How to build a consulting-targeted resume from scratch
If you don’t have a resume, your first step is to check out example resume templates.
In general, all resumes/CVs should include:
- A header section with personal information
- Sections for work experience, educational background, and miscellany interests/skills/activities
- Bulleted text as opposed to text paragraphs
- Key information on each experience such as your title, the location, and length of time involved
In addition, most consulting resumes do not have a lead “summary” or “objectives” section as is common in international CVs. Two reasons:
- Your summary and objectives should be communicated clearly through your achievements
- Resume readers are busy – a summary section adds little additional value
Finally, 99% of consulting resumes are one page long. Same goes for the cover letter! If you have more than 5 years of experience, or have switched industries abnormally often, 2 pages is ok. Anything longer than that is recruiting suicide.

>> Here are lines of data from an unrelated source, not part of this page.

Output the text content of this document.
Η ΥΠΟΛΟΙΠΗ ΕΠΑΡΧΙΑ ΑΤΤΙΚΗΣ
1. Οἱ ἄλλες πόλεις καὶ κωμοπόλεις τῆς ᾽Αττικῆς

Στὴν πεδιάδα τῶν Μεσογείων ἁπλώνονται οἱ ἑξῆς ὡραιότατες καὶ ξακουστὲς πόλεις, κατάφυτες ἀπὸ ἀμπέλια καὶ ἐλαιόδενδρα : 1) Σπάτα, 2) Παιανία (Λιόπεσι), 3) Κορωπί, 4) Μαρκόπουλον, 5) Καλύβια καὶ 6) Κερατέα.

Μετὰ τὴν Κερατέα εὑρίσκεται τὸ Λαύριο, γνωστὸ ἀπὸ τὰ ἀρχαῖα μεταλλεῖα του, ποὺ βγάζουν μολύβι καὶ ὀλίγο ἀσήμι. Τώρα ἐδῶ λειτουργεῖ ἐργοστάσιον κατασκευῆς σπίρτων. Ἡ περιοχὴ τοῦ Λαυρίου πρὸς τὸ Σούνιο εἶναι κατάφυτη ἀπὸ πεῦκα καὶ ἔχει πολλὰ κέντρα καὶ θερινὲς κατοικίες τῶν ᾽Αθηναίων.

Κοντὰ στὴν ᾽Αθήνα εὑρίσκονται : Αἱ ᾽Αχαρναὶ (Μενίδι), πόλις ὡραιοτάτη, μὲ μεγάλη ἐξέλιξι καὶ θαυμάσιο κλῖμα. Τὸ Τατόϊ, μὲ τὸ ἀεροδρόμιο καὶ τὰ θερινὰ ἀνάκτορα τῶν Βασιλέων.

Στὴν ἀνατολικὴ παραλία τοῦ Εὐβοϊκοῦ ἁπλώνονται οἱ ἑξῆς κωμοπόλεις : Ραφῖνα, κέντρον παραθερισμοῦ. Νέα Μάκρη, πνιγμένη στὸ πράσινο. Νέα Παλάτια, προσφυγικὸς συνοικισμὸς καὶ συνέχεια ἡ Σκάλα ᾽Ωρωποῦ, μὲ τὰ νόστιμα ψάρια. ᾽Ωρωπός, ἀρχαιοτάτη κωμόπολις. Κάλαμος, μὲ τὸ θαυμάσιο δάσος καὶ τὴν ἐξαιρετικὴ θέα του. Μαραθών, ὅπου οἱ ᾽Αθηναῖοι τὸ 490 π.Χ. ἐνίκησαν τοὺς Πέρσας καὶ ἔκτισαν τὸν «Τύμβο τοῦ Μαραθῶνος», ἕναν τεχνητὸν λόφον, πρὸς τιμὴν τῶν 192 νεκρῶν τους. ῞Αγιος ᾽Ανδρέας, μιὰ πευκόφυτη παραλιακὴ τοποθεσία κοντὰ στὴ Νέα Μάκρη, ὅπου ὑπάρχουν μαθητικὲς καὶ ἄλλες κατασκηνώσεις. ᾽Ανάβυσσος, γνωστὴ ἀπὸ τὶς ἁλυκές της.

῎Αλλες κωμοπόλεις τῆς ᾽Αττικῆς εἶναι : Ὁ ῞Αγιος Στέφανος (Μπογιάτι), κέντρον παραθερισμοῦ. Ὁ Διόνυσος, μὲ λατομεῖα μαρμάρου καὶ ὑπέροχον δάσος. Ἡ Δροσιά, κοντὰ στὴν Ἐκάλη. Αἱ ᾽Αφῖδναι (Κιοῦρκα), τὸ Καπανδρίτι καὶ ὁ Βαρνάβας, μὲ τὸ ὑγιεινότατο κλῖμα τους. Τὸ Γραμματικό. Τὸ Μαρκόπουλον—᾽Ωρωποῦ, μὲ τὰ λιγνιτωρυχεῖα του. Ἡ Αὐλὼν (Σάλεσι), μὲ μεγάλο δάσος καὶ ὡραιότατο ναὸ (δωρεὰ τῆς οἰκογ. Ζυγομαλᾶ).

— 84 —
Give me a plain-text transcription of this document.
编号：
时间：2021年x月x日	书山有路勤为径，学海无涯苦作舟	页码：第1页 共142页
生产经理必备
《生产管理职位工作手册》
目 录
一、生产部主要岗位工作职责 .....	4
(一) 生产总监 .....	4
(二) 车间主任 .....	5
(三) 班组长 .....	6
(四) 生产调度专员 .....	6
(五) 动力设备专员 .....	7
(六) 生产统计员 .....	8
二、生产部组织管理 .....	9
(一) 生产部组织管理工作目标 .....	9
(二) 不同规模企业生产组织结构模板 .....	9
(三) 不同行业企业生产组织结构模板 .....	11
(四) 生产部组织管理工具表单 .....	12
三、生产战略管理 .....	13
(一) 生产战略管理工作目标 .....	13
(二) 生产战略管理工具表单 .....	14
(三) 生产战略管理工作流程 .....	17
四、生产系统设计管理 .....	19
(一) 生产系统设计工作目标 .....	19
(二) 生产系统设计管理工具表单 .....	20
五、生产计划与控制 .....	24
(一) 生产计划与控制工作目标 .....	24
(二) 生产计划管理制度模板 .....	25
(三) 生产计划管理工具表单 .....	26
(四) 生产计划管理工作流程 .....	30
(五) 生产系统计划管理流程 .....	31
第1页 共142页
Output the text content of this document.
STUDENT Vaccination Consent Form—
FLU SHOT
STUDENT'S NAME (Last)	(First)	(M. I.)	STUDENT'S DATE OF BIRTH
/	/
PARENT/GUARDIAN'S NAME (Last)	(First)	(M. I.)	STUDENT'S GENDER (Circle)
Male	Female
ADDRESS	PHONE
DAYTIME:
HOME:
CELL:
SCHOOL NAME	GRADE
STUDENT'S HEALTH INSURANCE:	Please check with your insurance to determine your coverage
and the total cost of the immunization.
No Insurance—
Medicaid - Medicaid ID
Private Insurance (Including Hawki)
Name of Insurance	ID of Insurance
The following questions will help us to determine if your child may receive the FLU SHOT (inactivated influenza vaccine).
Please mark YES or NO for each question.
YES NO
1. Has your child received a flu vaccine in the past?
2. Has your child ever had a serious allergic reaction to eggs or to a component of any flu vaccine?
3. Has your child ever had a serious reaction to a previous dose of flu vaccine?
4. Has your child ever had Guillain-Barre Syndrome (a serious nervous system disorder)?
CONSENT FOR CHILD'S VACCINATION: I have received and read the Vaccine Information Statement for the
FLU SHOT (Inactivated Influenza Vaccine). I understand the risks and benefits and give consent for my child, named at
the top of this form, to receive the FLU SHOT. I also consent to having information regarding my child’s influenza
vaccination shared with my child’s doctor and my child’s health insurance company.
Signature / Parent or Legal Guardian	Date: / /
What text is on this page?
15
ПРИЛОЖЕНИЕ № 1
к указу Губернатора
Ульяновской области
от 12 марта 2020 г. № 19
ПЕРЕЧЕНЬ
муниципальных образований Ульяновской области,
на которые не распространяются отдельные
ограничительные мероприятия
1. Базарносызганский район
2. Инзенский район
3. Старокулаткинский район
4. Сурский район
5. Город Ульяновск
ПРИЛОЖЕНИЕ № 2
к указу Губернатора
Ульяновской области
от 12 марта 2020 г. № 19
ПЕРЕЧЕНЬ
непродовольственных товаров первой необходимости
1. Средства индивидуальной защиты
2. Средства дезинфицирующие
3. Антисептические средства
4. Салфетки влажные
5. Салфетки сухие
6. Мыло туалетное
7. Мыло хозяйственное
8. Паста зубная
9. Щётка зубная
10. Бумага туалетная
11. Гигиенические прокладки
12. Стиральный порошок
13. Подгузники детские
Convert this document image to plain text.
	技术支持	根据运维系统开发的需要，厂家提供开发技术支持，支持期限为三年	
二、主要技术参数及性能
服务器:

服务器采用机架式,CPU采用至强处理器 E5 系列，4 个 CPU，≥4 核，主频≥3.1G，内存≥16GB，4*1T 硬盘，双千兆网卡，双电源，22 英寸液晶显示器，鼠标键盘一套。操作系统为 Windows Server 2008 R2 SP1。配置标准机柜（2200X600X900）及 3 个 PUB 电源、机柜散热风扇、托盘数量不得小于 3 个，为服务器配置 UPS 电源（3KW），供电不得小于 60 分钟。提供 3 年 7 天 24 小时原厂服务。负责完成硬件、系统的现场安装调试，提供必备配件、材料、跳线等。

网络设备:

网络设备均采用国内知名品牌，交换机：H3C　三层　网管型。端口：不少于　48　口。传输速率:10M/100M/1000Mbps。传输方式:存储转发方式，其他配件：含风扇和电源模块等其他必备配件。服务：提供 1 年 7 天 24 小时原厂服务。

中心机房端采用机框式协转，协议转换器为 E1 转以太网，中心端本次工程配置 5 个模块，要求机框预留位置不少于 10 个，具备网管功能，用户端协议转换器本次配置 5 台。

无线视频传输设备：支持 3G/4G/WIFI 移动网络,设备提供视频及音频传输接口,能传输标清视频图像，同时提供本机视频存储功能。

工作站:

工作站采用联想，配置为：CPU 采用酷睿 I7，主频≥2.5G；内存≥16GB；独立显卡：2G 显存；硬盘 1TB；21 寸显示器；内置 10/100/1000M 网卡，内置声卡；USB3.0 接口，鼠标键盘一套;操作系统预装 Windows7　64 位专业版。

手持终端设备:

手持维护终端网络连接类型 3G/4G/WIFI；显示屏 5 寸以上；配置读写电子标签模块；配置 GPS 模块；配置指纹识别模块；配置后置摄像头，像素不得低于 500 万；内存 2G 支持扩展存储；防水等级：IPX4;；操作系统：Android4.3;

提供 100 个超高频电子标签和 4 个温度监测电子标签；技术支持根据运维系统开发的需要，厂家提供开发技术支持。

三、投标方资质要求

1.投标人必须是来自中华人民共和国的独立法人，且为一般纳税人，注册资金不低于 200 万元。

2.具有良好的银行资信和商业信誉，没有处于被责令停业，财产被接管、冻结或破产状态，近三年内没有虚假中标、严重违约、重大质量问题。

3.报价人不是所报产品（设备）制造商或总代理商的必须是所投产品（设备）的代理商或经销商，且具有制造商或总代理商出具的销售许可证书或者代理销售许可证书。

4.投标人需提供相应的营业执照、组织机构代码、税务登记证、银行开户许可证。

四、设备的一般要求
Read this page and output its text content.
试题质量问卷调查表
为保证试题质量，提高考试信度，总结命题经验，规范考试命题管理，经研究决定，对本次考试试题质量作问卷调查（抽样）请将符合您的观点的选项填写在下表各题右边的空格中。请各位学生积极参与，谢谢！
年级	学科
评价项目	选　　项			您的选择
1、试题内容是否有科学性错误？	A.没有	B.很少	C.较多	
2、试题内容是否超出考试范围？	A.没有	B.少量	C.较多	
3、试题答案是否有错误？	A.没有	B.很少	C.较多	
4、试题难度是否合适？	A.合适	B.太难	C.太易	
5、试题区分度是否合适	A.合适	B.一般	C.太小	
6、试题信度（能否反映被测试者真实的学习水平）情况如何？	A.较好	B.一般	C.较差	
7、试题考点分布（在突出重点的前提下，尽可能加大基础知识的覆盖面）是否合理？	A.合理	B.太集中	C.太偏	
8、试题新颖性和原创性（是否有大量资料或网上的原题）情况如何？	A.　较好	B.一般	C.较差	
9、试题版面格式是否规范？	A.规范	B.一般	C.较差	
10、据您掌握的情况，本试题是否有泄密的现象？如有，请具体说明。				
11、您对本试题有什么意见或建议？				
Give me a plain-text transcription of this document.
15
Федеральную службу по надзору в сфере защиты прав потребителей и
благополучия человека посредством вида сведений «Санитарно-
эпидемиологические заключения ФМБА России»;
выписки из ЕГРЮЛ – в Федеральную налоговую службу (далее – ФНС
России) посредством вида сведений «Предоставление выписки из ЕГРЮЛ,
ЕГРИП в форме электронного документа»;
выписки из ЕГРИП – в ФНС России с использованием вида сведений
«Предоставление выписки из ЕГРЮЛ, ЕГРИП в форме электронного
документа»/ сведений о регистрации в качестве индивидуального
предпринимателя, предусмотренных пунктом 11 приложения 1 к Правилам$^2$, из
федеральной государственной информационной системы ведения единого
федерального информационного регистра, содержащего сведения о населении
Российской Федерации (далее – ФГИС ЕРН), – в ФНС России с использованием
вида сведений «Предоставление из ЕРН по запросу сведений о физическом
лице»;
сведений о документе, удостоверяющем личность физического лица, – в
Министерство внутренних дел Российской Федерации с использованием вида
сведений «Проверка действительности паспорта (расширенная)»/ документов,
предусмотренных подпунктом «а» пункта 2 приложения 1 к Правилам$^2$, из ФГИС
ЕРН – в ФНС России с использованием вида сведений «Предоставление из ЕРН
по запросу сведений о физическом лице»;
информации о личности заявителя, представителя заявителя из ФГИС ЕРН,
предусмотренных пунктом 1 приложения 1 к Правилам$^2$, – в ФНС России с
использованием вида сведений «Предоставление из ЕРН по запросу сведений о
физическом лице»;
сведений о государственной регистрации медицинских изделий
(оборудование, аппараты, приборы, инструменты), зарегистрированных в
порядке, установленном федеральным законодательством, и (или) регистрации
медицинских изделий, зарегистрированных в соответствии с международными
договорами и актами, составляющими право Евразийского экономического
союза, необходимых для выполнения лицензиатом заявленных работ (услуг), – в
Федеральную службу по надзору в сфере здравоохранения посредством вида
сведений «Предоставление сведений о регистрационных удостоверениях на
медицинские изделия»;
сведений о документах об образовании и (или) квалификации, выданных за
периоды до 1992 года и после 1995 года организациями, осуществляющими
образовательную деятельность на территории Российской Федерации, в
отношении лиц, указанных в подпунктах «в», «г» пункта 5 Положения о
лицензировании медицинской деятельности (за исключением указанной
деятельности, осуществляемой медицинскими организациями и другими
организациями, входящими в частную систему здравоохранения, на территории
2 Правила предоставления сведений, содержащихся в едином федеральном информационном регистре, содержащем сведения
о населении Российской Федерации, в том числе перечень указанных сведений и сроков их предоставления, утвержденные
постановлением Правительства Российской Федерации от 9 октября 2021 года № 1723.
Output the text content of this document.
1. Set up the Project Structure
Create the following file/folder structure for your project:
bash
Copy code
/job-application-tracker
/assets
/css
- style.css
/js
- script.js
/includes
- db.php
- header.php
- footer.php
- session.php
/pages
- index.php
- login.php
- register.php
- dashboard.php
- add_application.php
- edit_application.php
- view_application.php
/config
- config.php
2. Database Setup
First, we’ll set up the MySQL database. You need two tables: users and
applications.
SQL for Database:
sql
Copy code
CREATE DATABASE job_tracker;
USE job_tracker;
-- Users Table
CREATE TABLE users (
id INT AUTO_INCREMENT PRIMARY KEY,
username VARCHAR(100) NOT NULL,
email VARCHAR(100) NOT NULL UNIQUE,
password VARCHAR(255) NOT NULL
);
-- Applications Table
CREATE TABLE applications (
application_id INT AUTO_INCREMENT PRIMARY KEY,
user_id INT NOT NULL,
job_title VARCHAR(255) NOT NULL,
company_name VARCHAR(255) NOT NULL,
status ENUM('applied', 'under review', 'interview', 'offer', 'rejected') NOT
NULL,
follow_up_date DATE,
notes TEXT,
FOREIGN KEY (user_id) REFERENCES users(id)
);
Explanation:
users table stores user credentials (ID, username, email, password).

Put yourself into a recruiter’s or a consultant’s shoes. At most, you have 5 minutes to review the resume. That’s actually pretty generous – average review time is probably more like 2-3 minutes. You need to make a decision about whether this person deserves an interview in that timeframe. You have very little time…so:
- You focus on the candidate’s 1-2 most impressive achievements
- You hope it’s in PDF…so you can avoid annoying formatting issues and document-opening errors
You need to determine whether you deserve an interview… So:
- You look for the specific consulting skills that are needed in the job (more on that below)
- You read the Interests/Hobbies section because, let’s admit, it’s the most interesting part!
- You do an overall review of the resume’s professionalism, paying attention to alignment, grammar, and typos
Now take those steps, and think about how you can improve your resume from the consultant’s perspective.